Why was it flawed? “The report said that free bond releases were recommended for 75 percent of violent felony suspects and 93 percent of weapons felony suspects. The report also stated that 33 percent of violent felony suspects, and 29 percent of weapons felony suspects were rated the lowest risk - Level One, which recommends free release with no supervision.” In fact, the Chairman noted on one example: “he was rated a level one on his most recent bookings and he’s got over 100 charges against him.”
Interestingly, the Arnold Foundation did not comment on the report in the article. Yet, John Arnold supported legislation to make the tool completely transparent for evaluation and inspection, including Arnold’s intellectual property. What would he have to hide? We often wondered how good the data set John Arnold used to build the tool—how good is it, and is it derived from the FBI’s crime files? The State of Louisiana should follow the lead of Idaho, a move John Arnold supported, and force immediate transparency.

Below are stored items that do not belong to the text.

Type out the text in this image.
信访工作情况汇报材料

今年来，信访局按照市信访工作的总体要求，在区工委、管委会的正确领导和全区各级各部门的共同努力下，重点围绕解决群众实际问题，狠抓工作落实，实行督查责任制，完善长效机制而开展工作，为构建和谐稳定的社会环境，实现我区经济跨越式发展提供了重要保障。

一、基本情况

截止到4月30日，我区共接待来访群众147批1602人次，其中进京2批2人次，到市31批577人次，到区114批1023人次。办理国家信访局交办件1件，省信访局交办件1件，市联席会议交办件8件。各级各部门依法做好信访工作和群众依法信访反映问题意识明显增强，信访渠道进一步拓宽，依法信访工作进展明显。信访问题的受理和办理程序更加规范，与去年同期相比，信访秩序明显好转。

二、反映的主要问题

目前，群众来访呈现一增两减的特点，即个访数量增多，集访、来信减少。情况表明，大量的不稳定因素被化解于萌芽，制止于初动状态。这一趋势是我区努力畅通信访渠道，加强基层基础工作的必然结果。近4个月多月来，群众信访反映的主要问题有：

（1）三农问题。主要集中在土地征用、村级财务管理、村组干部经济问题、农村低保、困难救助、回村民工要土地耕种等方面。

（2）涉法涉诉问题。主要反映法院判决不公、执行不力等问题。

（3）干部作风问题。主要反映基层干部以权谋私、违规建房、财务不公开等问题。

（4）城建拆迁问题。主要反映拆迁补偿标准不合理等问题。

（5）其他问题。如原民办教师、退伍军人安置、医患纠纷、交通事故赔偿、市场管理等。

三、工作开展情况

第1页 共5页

Enter risk assessment defender Cherise Fanno Burdeen from the Pretrial Justice Institute, who has tap-danced her way pivoting her position through this issue for so long we are probably the only people that read her quotes and then choose to dignify it with a response. Recall, Ms. Burdeen and her friends have said and supported for years that risk assessments should replace the system of money bail, coupled with the use of reckless policies of preventative detention based on risk to detain defendants. Now, the leading pretrial algorithm in the United States, the Arnold Foundation PSA, she says, still works and does not need to be fixed. The Metropolitan Crime Commission said that their new system to replace the Arnold tool will “identify mental health problems, lack of job preparedness, substance abuse, and other challenges that may be contributors to criminal behaviors.” Not necessary says Ms. Burdeen: “The fact is that the PSA and other tools that have been thoroughly tested through rigorous research have found that these factors and others like them add nothing to the tools’ ability to assess risks.” Sounds like some great science!

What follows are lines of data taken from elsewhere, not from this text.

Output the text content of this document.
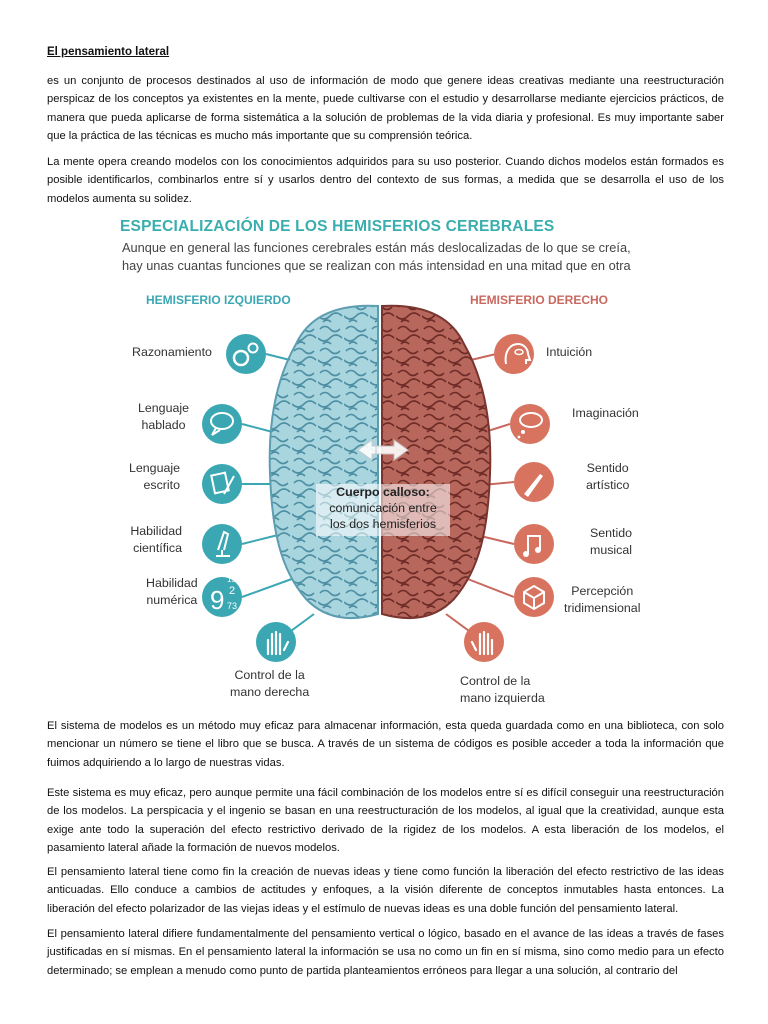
El pensamiento lateral
es un conjunto de procesos destinados al uso de información de modo que genere ideas creativas mediante una reestructuración perspicaz de los conceptos ya existentes en la mente, puede cultivarse con el estudio y desarrollarse mediante ejercicios prácticos, de manera que pueda aplicarse de forma sistemática a la solución de problemas de la vida diaria y profesional. Es muy importante saber que la práctica de las técnicas es mucho más importante que su comprensión teórica.
La mente opera creando modelos con los conocimientos adquiridos para su uso posterior. Cuando dichos modelos están formados es posible identificarlos, combinarlos entre sí y usarlos dentro del contexto de sus formas, a medida que se desarrolla el uso de los modelos aumenta su solidez.
9
15
2
73
ESPECIALIZACIÓN DE LOS HEMISFERIOS CEREBRALES
Aunque en general las funciones cerebrales están más deslocalizadas de lo que se creía,
hay unas cuantas funciones que se realizan con más intensidad en una mitad que en otra
HEMISFERIO IZQUIERDO	HEMISFERIO DERECHO
Razonamiento
Lenguaje
hablado
Lenguaje
escrito
Habilidad
científica
Habilidad
numérica
Control de la
mano derecha
Intuición
Imaginación
Sentido
artístico
Sentido
musical
Percepción
tridimensional
Control de la
mano izquierda
Cuerpo calloso:
comunicación entre
los dos hemisferios
El sistema de modelos es un método muy eficaz para almacenar información, esta queda guardada como en una biblioteca, con solo mencionar un número se tiene el libro que se busca. A través de un sistema de códigos es posible acceder a toda la información que fuimos adquiriendo a lo largo de nuestras vidas.
Este sistema es muy eficaz, pero aunque permite una fácil combinación de los modelos entre sí es difícil conseguir una reestructuración de los modelos. La perspicacia y el ingenio se basan en una reestructuración de los modelos, al igual que la creatividad, aunque esta exige ante todo la superación del efecto restrictivo derivado de la rigidez de los modelos. A esta liberación de los modelos, el pasamiento lateral añade la formación de nuevos modelos.
El pensamiento lateral tiene como fin la creación de nuevas ideas y tiene como función la liberación del efecto restrictivo de las ideas anticuadas. Ello conduce a cambios de actitudes y enfoques, a la visión diferente de conceptos inmutables hasta entonces. La liberación del efecto polarizador de las viejas ideas y el estímulo de nuevas ideas es una doble función del pensamiento lateral.
El pensamiento lateral difiere fundamentalmente del pensamiento vertical o lógico, basado en el avance de las ideas a través de fases justificadas en sí mismas. En el pensamiento lateral la información se usa no como un fin en sí misma, sino como medio para un efecto determinado; se emplean a menudo como punto de partida planteamientos erróneos para llegar a una solución, al contrario del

Ms. Burdeen then suggests that release from jail pending trial should be based on the “nature of the offense and strength of the evidence.” So, if the PSA is scientific, why does it reject such important factors? We have heard for years from Ms. Burdeen and her ilk that risk assessments should not consider the current charges because the defendant is presumed innocent and the current charge does not correlate with risk. Indeed, what would such factors do to the presumption of innocence if the District Attorney could lock up someone in jail based purely on the nature of the offense charged? Should the strength of the evidence be a factor in deciding bail? Says Ms. Burdeen: “No assessment tool can quantify the nature of the offense and strength of the evidence, which is why it is the judge, not the tool, that makes the decision." We guess so. Yet another pivot over at the Pretrial John Arnold-Defending Justice Institute.

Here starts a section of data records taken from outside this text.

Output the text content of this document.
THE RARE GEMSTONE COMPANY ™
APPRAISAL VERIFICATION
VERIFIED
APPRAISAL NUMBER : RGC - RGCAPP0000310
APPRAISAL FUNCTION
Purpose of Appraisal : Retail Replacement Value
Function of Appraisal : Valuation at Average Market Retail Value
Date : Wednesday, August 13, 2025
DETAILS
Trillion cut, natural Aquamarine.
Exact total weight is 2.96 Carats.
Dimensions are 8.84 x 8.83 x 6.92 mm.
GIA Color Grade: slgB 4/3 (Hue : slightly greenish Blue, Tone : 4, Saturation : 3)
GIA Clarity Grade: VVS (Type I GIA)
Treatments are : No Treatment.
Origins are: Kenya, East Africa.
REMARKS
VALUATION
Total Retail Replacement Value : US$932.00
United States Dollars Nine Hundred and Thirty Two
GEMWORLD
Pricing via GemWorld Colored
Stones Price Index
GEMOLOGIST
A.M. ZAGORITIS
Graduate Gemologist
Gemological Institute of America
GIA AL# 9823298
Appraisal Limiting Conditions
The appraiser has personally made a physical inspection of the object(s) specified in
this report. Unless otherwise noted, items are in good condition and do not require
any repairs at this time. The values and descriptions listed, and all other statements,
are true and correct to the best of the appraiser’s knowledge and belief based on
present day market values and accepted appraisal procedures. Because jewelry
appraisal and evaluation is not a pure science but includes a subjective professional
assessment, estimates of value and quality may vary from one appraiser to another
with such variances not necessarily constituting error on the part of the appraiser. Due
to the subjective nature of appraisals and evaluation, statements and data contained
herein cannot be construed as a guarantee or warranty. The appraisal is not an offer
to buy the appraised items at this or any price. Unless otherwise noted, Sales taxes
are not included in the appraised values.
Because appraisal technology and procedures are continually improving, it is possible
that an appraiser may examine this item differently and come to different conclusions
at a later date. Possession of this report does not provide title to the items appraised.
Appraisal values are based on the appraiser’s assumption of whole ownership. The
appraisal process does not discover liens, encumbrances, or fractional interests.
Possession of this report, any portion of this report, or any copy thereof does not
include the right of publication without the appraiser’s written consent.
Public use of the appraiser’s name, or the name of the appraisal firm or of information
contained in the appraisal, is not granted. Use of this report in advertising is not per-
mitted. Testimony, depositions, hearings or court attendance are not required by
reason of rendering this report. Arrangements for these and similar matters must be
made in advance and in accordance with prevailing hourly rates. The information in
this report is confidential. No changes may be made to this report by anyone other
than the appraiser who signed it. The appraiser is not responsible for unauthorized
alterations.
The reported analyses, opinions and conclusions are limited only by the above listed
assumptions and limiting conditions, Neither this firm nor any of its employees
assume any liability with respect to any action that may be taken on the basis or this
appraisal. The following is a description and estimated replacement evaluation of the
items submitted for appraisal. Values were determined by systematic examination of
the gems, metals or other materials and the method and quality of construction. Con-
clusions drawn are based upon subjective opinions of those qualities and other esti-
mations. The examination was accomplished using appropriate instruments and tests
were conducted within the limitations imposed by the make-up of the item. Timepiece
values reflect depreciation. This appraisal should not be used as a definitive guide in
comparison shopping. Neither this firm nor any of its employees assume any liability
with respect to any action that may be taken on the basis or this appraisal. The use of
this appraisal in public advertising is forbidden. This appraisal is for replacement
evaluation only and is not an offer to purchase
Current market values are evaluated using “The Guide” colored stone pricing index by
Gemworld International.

As we have said for years, you can’t have it both ways. Either the tool is scientific, or it isn’t. In this case, it has been shown not to be. Ms. Burdeen’s response is that it’s not supposed to be. Judges take the science, pour some discretion on it, and “poof,” make it more scientific after that. In other words, she was for it before she was against it.
At the end of the day, the PSA doesn’t work. Peer-reviewed academic research has already proven that. As the Chairman of the New Orleans Metropolitan Crime Commission said, in frustration, “If all you want to do is reduce the jail population, you don’t have to waste your time with this program, just tell police not to arrest them.”
It is time for jurisdictions to revisit their reliance on the Arnold Foundation PSA, force complete transparency that John Arnold himself agrees with, and look at other ways to reform the system of pretrial release.